Nous notons que les facteurs image et fiabilité sont de plus en plus importants dans les VR. Au sujet de la qualité et des pannes, nous notons beaucoup moins de dispersions qu’auparavant. Les marques allemandes et les SUV, à l’image du Nissan Qashqai se situent en tête, mais les constructeurs français sont juste derrière.

-  KMS : Observez-vous une évolution sur le choix des motorisations ?
- F-X.C. : Sur les segments B et C, si l’utilisateur réalise de faibles kilométrages, l’essence peut proposer un TCO identique à celui du diesel. Mais ce dernier reste le choix unique pour les grandes berlines et
les gros rouleurs. Désormais, lorsque l’on propose en VO des voitures de segments B et C, une essence se revend correctement. Globalement, le kilométrage moyen d’un contrat est passé de 110.000 à 105.000 kms en moyenne chez tous les loueurs. L’essence représente 5 % des contrats mais sa part est de 20 % sur les cibles moyenne durée, Associatif et Public car les kilométrages y sont plus réduits.

Avec la fiscalité actuelle, il n’y aura pas de passage à l’essence sur les segments D et E. Si la récupération de la TVA est mise en place sur l’essence, cela modifiera légèrement le point d’équilibre.

-  KMS : Que représentent les utilitaires et les voitures de société dans votre activité ?
- F-X.C. : Ils comptent pour 30 % de notre activité avec des contrats moyens de 42 mois. Les secteurs sur lesquels nous sommes forts sont ceux du BTP et de la Distribution. Nous louons les VU un peu plus longtemps que les VP.

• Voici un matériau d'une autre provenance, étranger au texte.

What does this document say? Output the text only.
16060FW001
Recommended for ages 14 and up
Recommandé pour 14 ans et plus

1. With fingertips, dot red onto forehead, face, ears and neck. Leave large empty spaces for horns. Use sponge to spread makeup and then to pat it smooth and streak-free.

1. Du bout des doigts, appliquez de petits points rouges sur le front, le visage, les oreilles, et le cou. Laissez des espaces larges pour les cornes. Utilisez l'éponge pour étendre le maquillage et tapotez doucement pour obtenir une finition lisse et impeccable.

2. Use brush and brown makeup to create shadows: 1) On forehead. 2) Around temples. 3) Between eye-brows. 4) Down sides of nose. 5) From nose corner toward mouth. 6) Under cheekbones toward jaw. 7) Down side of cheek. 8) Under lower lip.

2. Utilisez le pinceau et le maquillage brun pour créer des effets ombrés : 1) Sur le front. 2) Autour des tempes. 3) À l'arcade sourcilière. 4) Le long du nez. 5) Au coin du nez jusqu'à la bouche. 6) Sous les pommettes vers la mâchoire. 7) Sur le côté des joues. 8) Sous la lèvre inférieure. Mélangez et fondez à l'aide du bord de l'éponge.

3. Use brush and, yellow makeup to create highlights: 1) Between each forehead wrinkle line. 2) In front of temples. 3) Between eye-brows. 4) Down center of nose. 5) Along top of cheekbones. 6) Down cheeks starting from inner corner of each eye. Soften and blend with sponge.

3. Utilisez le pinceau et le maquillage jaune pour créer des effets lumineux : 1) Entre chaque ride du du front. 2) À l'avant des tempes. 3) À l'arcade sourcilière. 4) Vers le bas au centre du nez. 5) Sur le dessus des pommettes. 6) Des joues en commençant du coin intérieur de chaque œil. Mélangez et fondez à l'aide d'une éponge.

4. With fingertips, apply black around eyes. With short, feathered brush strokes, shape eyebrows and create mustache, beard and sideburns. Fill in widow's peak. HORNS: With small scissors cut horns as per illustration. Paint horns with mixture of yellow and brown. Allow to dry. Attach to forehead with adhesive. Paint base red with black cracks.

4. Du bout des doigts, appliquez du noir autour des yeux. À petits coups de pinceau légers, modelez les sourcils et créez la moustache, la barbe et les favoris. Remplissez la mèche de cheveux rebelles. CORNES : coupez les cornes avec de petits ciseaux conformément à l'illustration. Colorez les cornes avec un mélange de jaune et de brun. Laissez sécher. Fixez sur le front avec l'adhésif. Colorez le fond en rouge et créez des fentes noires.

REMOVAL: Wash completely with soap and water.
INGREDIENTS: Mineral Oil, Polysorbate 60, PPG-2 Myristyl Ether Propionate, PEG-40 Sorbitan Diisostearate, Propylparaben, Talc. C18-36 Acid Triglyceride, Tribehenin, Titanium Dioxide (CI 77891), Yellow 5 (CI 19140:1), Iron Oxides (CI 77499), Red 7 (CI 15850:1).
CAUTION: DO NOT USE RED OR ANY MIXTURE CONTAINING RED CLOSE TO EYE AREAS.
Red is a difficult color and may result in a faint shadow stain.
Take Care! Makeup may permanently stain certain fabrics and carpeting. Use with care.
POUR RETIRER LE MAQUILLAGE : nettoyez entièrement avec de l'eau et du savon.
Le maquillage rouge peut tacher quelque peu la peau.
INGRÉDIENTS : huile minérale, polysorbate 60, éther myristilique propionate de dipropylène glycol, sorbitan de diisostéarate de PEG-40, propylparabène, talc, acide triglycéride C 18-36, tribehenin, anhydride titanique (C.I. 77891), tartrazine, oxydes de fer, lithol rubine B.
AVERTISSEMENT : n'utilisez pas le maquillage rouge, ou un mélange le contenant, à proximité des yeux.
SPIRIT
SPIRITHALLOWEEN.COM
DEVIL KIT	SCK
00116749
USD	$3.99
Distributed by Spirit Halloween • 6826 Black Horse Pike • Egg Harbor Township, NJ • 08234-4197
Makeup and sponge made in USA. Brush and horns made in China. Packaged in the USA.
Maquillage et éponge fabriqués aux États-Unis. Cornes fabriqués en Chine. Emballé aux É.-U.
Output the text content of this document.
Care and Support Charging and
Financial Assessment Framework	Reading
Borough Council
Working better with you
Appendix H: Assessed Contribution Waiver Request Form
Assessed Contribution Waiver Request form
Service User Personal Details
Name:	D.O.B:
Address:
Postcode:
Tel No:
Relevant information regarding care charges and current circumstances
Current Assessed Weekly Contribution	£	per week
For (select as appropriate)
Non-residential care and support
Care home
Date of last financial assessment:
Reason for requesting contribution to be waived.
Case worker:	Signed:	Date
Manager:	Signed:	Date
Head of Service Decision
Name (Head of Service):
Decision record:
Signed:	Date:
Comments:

-  KMS : Comment se passent les restitutions en fin de contrat ?
- F-X.C. : Dans la profession, le coût moyen d’une restitution est d’environ 500 euros, et nous sommes un peu en-dessous.
La facturation de fin de contrat constitue la première cause de réclamation des clients. Pour améliorer cette étape, Arval s’oriente vers une restitution chez le client avec vidéo. De façon générale, sur ce point-là, il y a une action pédagogique à mener vers nos clients.

-  KMS : En conclusion, pourquoi une PME se tournerait vers la LLD et vers vous ?
- F-X.C. : Venir vers Arval pour des véhicules en LLD signifie la tranquillité d’esprit avec des coûts maîtrisés, un budget constant et prévisible, sans aucuns risques. Nous proposons un grand choix de véhicules aux meilleures conditions du marché et sans immobilisation de cash pour l’entreprise. De plus la qualité du service fait partie des points forts d’Arval.